Just as I had expected, there were two cars in the garage: the sleek, carmine droplet of Collins’s Lanchester and Bobby Kirkcaldy’s open-top Sunbeam-Talbot Sports. What a chump, I thought bitterly to myself. There I was thinking I was all smart and devious, stirring up Collins so he would lead me to Mr Big. Yep, I had had it all down pat, except that the delay in Collins leaving his office had been to give Kirkcaldy time to make the fifteen-minute drive from Strathblane to this place, and get himself settled in. All Collins had had to do after that was lead me by the nose. It served me right; I was beginning to believe my own advertising.

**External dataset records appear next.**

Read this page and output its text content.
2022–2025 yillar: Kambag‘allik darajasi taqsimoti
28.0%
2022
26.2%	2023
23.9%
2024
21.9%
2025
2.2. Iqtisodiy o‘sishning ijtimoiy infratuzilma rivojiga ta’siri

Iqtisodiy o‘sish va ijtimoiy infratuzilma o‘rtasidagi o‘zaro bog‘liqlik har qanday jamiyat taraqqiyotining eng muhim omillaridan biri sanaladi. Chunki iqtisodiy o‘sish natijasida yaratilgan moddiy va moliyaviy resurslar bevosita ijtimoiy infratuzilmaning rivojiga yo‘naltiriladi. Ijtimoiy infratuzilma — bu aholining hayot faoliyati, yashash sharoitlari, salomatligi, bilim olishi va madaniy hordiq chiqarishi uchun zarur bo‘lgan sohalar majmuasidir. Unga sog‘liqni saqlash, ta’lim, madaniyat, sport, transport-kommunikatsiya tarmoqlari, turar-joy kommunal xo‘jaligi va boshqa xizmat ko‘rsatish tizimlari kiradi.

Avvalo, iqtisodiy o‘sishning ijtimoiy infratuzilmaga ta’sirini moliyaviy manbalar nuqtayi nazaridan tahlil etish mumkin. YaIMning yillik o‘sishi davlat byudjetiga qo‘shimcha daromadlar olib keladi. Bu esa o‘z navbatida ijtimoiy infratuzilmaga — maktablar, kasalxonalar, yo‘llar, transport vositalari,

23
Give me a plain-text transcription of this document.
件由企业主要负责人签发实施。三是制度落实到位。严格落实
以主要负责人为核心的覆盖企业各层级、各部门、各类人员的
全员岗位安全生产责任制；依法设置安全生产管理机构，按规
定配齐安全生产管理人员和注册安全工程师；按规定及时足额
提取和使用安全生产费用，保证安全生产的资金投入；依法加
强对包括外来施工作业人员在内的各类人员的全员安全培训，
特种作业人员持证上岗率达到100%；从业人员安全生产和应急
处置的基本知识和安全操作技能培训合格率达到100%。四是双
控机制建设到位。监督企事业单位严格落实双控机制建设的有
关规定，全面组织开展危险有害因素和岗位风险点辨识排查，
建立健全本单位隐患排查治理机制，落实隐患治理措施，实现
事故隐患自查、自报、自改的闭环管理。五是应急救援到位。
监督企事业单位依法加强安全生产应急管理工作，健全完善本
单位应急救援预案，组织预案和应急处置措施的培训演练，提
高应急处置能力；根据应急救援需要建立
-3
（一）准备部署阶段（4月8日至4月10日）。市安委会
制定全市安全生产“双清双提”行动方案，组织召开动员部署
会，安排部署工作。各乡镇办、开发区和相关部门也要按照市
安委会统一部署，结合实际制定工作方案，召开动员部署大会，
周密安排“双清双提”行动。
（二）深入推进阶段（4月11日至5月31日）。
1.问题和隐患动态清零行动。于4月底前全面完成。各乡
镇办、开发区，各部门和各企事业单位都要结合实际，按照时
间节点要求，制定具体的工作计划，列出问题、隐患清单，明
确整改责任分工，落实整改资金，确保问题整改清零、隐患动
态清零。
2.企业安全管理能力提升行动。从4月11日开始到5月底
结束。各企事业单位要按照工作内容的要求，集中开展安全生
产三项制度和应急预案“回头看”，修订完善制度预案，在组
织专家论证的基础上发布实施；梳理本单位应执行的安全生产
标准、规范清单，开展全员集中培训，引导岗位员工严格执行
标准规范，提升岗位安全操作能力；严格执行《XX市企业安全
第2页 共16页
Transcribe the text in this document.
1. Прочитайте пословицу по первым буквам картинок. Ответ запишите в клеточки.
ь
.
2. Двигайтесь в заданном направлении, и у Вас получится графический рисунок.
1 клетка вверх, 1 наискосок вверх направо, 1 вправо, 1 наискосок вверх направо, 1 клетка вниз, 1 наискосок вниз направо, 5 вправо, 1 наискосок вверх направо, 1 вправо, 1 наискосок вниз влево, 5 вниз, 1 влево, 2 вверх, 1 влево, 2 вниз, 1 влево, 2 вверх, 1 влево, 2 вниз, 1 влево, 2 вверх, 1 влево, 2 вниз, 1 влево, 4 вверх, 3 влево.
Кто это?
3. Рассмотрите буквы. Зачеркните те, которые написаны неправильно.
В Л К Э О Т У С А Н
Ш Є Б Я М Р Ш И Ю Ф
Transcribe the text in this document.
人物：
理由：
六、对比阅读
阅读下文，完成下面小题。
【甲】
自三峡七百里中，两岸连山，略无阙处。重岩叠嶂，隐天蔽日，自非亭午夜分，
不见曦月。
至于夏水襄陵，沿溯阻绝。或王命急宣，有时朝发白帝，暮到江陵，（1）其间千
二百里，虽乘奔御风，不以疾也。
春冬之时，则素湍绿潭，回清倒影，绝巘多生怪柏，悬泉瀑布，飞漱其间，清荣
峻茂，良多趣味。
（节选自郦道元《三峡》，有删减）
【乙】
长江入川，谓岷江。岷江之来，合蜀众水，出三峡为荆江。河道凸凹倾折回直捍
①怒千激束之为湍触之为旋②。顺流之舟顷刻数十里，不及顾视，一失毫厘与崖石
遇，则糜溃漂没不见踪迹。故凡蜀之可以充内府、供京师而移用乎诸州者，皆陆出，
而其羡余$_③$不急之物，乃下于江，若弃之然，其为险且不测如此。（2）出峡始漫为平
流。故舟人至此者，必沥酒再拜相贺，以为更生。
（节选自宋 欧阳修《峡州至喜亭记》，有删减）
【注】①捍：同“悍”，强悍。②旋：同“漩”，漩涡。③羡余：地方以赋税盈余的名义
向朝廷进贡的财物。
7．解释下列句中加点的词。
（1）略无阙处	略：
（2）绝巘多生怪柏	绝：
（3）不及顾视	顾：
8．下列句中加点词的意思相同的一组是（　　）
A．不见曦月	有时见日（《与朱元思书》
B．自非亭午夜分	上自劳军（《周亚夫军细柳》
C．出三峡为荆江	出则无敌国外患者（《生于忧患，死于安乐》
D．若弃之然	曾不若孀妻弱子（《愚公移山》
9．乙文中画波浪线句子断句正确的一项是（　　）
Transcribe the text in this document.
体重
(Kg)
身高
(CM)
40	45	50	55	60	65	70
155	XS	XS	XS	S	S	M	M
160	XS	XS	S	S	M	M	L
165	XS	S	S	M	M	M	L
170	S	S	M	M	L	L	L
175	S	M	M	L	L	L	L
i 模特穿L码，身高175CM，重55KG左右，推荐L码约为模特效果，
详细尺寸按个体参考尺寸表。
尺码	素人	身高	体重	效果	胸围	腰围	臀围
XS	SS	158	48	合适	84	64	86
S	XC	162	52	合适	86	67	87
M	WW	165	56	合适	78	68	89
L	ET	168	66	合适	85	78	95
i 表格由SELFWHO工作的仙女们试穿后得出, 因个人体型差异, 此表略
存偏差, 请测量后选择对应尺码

The garage was even bigger inside than I had guessed. The two cars took up less than half of the space. Jack Collins stood in the middle of the free area of floor.
‘I told you he’d follow me,’ he said with a contempt I could have found hurtful.
‘Okay, so you’re pissed off that I’m doing my job. But like I said outside, this doesn’t smell right to me. You’re going to too much trouble just to cover up a fixed fight. Why the artillery?’ I asked, nodding to the Browning in Kirkcaldy’s hand.
‘Maybe you’re right, Lennox,’ Kirkcaldy said. ‘Maybe there’s more going on than you can understand.’
‘Try me,’ I said. ‘I’m an understanding type. But first of all, indulge my curiosity as a fan … why throw the fight last night?’
‘What makes you think I threw it?’
‘Oh, come on. I was there. And I’ve seen you fight several times before. If you could flatten McQuillan the way you did, then Jan Schmidtke should have been a walkover. You threw the fight all right. Is your heart really as bad as that?’